GPT-RE: In-context Learning for Relation Extraction using Large Language Models
November 28, 2025 ยท View on GitHub
This is the official repository for the paper "GPT-RE: In-context Learning for Relation Extraction using Large Language Models" (EMNLP 2023).
Updates
[New] The GPT-RE with Fine-Tuned representations (GPT-RE_FT) method is now available! The code has been reproduced and organized in our follow-up work.

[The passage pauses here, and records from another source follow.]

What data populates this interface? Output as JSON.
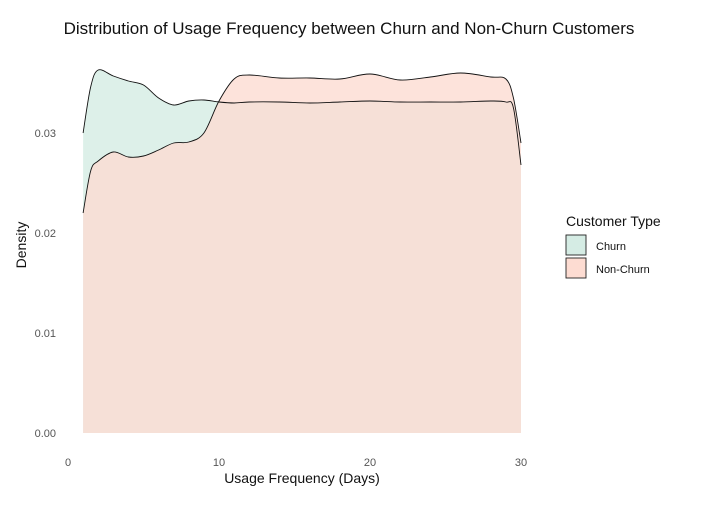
{
  "chart_data": {
    "type": "area",
    "title": "Distribution of Usage Frequency between Churn and Non-Churn Customers",
    "xlabel": "Usage Frequency (Days)",
    "ylabel": "Density",
    "xlim": [
      0,
      30
    ],
    "ylim": [
      0,
      0.0375
    ],
    "x_ticks": [
      0,
      10,
      20,
      30
    ],
    "x_tick_labels": [
      "0",
      "10",
      "20",
      "30"
    ],
    "y_ticks": [
      0,
      0.01,
      0.02,
      0.03
    ],
    "y_tick_labels": [
      "0.00",
      "0.01",
      "0.02",
      "0.03"
    ],
    "grid": false,
    "legend": {
      "title": "Customer Type",
      "position": "right"
    },
    "series": [
      {
        "name": "Churn",
        "color": "#d5ece4",
        "x": [
          1,
          1.5,
          2,
          3,
          4,
          5,
          6,
          7,
          8,
          9,
          10,
          11,
          12,
          14,
          16,
          18,
          20,
          22,
          24,
          26,
          28,
          29,
          29.5,
          30
        ],
        "y": [
          0.03,
          0.0346,
          0.0363,
          0.0357,
          0.0352,
          0.0348,
          0.0335,
          0.0328,
          0.0332,
          0.0333,
          0.0331,
          0.033,
          0.0331,
          0.0331,
          0.033,
          0.0331,
          0.0332,
          0.0331,
          0.0331,
          0.0331,
          0.0332,
          0.0331,
          0.0325,
          0.0268
        ]
      },
      {
        "name": "Non-Churn",
        "color": "#fddcd2",
        "x": [
          1,
          1.5,
          2,
          3,
          4,
          5,
          6,
          7,
          8,
          9,
          10,
          11,
          12,
          14,
          16,
          18,
          20,
          22,
          24,
          26,
          28,
          29,
          29.5,
          30
        ],
        "y": [
          0.022,
          0.0262,
          0.0272,
          0.0281,
          0.0276,
          0.0277,
          0.0283,
          0.029,
          0.0291,
          0.03,
          0.0332,
          0.0354,
          0.0358,
          0.0355,
          0.0355,
          0.0354,
          0.0359,
          0.0353,
          0.0356,
          0.036,
          0.0356,
          0.0354,
          0.0335,
          0.029
        ]
      }
    ]
  }
}
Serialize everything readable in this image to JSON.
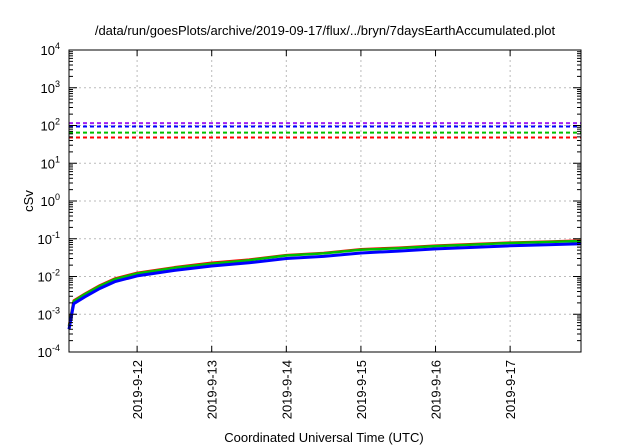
{
  "chart_data": {
    "type": "line",
    "title": "/data/run/goesPlots/archive/2019-09-17/flux/../bryn/7daysEarthAccumulated.plot",
    "xlabel": "Coordinated Universal Time (UTC)",
    "ylabel": "cSv",
    "yscale": "log",
    "ylim": [
      0.0001,
      10000
    ],
    "y_ticks": [
      {
        "value": 0.0001,
        "mant": "10",
        "exp": "-4"
      },
      {
        "value": 0.001,
        "mant": "10",
        "exp": "-3"
      },
      {
        "value": 0.01,
        "mant": "10",
        "exp": "-2"
      },
      {
        "value": 0.1,
        "mant": "10",
        "exp": "-1"
      },
      {
        "value": 1,
        "mant": "10",
        "exp": "0"
      },
      {
        "value": 10,
        "mant": "10",
        "exp": "1"
      },
      {
        "value": 100,
        "mant": "10",
        "exp": "2"
      },
      {
        "value": 1000,
        "mant": "10",
        "exp": "3"
      },
      {
        "value": 10000,
        "mant": "10",
        "exp": "4"
      }
    ],
    "x_unit": "days since 2019-09-11 00:00 UTC",
    "xlim": [
      0.087,
      6.95
    ],
    "x_ticks": [
      {
        "value": 1,
        "label": "2019-9-12"
      },
      {
        "value": 2,
        "label": "2019-9-13"
      },
      {
        "value": 3,
        "label": "2019-9-14"
      },
      {
        "value": 4,
        "label": "2019-9-15"
      },
      {
        "value": 5,
        "label": "2019-9-16"
      },
      {
        "value": 6,
        "label": "2019-9-17"
      }
    ],
    "grid": true,
    "thresholds": [
      {
        "color": "#a020f0",
        "value": 116
      },
      {
        "color": "#0000ff",
        "value": 94
      },
      {
        "color": "#00c000",
        "value": 65
      },
      {
        "color": "#ff0000",
        "value": 48
      }
    ],
    "series": [
      {
        "color": "#ff0000",
        "x": [
          0.087,
          0.15,
          0.3,
          0.5,
          0.7,
          1.0,
          1.5,
          2.0,
          2.5,
          3.0,
          3.5,
          4.0,
          4.5,
          5.0,
          5.5,
          6.0,
          6.5,
          6.95
        ],
        "y": [
          0.0005,
          0.0023,
          0.0035,
          0.0058,
          0.0088,
          0.0125,
          0.0175,
          0.023,
          0.028,
          0.037,
          0.042,
          0.053,
          0.058,
          0.066,
          0.072,
          0.079,
          0.084,
          0.09
        ]
      },
      {
        "color": "#00c000",
        "x": [
          0.087,
          0.15,
          0.3,
          0.5,
          0.7,
          1.0,
          1.5,
          2.0,
          2.5,
          3.0,
          3.5,
          4.0,
          4.5,
          5.0,
          5.5,
          6.0,
          6.5,
          6.95
        ],
        "y": [
          0.00048,
          0.0022,
          0.0034,
          0.0056,
          0.0085,
          0.012,
          0.017,
          0.022,
          0.027,
          0.036,
          0.041,
          0.051,
          0.056,
          0.064,
          0.07,
          0.077,
          0.082,
          0.087
        ]
      },
      {
        "color": "#0000ff",
        "x": [
          0.087,
          0.15,
          0.3,
          0.5,
          0.7,
          1.0,
          1.5,
          2.0,
          2.5,
          3.0,
          3.5,
          4.0,
          4.5,
          5.0,
          5.5,
          6.0,
          6.5,
          6.95
        ],
        "y": [
          0.0004,
          0.0019,
          0.0029,
          0.0048,
          0.0073,
          0.0104,
          0.0145,
          0.019,
          0.023,
          0.03,
          0.034,
          0.042,
          0.047,
          0.054,
          0.059,
          0.065,
          0.069,
          0.074
        ]
      }
    ]
  }
}
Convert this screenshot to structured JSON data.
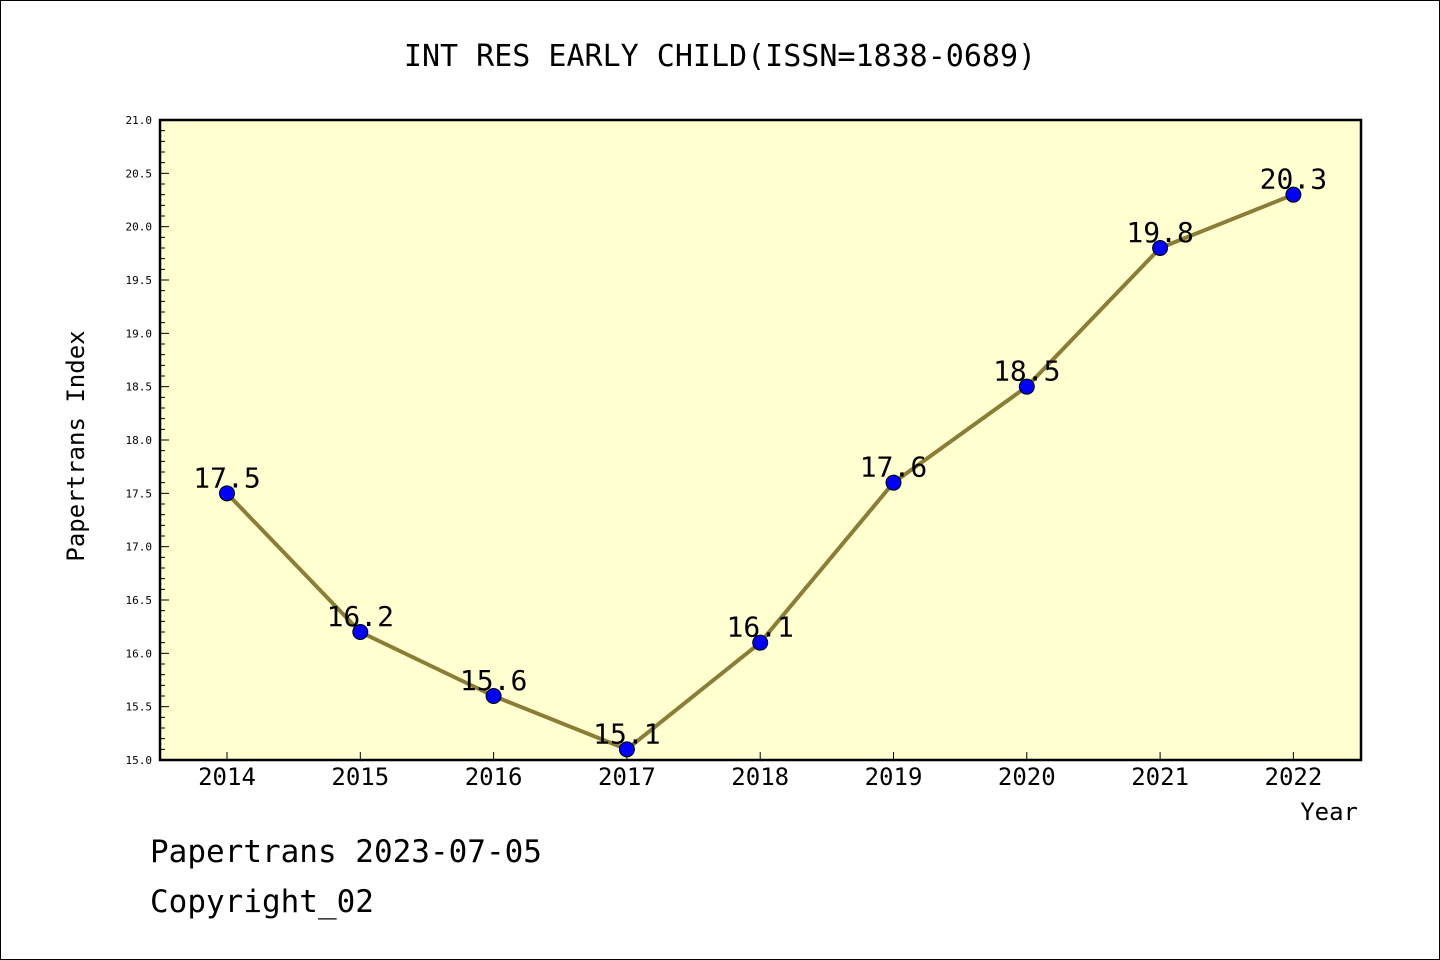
{
  "chart_data": {
    "type": "line",
    "title": "INT RES EARLY CHILD(ISSN=1838-0689)",
    "xlabel": "Year",
    "ylabel": "Papertrans Index",
    "categories": [
      "2014",
      "2015",
      "2016",
      "2017",
      "2018",
      "2019",
      "2020",
      "2021",
      "2022"
    ],
    "series": [
      {
        "values": [
          17.5,
          16.2,
          15.6,
          15.1,
          16.1,
          17.6,
          18.5,
          19.8,
          20.3
        ]
      }
    ],
    "data_labels": [
      "17.5",
      "16.2",
      "15.6",
      "15.1",
      "16.1",
      "17.6",
      "18.5",
      "19.8",
      "20.3"
    ],
    "yticks": [
      "15.0",
      "15.5",
      "16.0",
      "16.5",
      "17.0",
      "17.5",
      "18.0",
      "18.5",
      "19.0",
      "19.5",
      "20.0",
      "20.5",
      "21.0"
    ],
    "ylim": [
      15.0,
      21.0
    ],
    "grid": false,
    "colors": {
      "plot_background": "#ffffd0",
      "line": "#8b7d35",
      "marker": "#0000ff"
    }
  },
  "footer": {
    "date_line": "Papertrans 2023-07-05",
    "copyright": "Copyright_02"
  }
}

Please visit:
This repository contains the complete implementation including fine-tuned representation methods that were not included in the original release.
Supported Features
This repository supports the following methods from the paper:
- GPT-Random: Random demonstration selection
- GPT-SimCSE: SimCSE-based similar demonstration retrieval
- Reasoning Logic: Task-aware reasoning in demonstrations
- Entity-aware Similarity: Entity information enhanced retrieval
Usage
bash run_relation_ace.sh
Configuration Options
In the example script file run_relation_ace.sh, the following options are available:
Basic Settings
| Option | Description | Example |
|---|---|---|
--task | Name of the task | semeval, ace05, scierc |
--model | GPT model name | text-davinci-003 |
--seed | Random seed | 42 |
Data Settings
| Option | Description |
|---|---|
--num_test | Number of test examples (should be smaller than test dataset size) |
--example_dataset | File path for demonstration examples |
--test_dataset | Path to test data (use test.json for full test set) |
Demonstration Settings
| Option | Description |
|---|---|
--fixed_example | 1: Fixed demonstrations; 0: Re-retrieve for each test (use 0 for kNN) |
--fixed_test | 1: Fixed test dataset (can be ignored, use --test_dataset instead) |
--num_per_rel | Examples per relation type for demonstrations (use 0 for kNN) |
--num_na | NA examples for demonstrations (use 0 for w/o NA and kNN setups) |
--num_run | Keep 1 |
Method Settings
| Option | Description |
|---|---|
--random_label | 1: Use random labels in demonstrations |
--reasoning | 1: Add reasoning to demonstrations |
--use_knn | 1: Use kNN for demonstration retrieval |
--k | Top-k for kNN retrieval |
--reverse | 1: Reverse demonstration order (default 0: more similar at top) |
--entity_info | Entity-aware sentence similarity (from our paper) |
Advanced Options (can be ignored)
| Option | Description |
|---|---|
--var | Keep 0 |
--verbalize | Keep 0 |
--structure | Structured prompt trial, keep default |
--use_ft | Fine-tuned representation - see GPT-RE-FT for full support |
--self_error | Keep 0 |
--use_dev, --store_error_reason, --discriminator | Keep 0 |
Datasets
The repository includes preprocessed data for:
- SemEval 2010 Task 8
- ACE05
- SciERC
Citation
If you find this work helpful, please cite our paper:
@inproceedings{wan2023gpt,
title={GPT-RE: In-context Learning for Relation Extraction using Large Language Models},
author={Wan, Zhen and Cheng, Fei and Mao, Zhuoyuan and Liu, Qianying and Song, Haiyue and Li, Jiwei and Kurohashi, Sadao},
booktitle={Proceedings of the 2023 Conference on Empirical Methods in Natural Language Processing},
year={2023}
}
License
Please refer to the LICENSE file for details.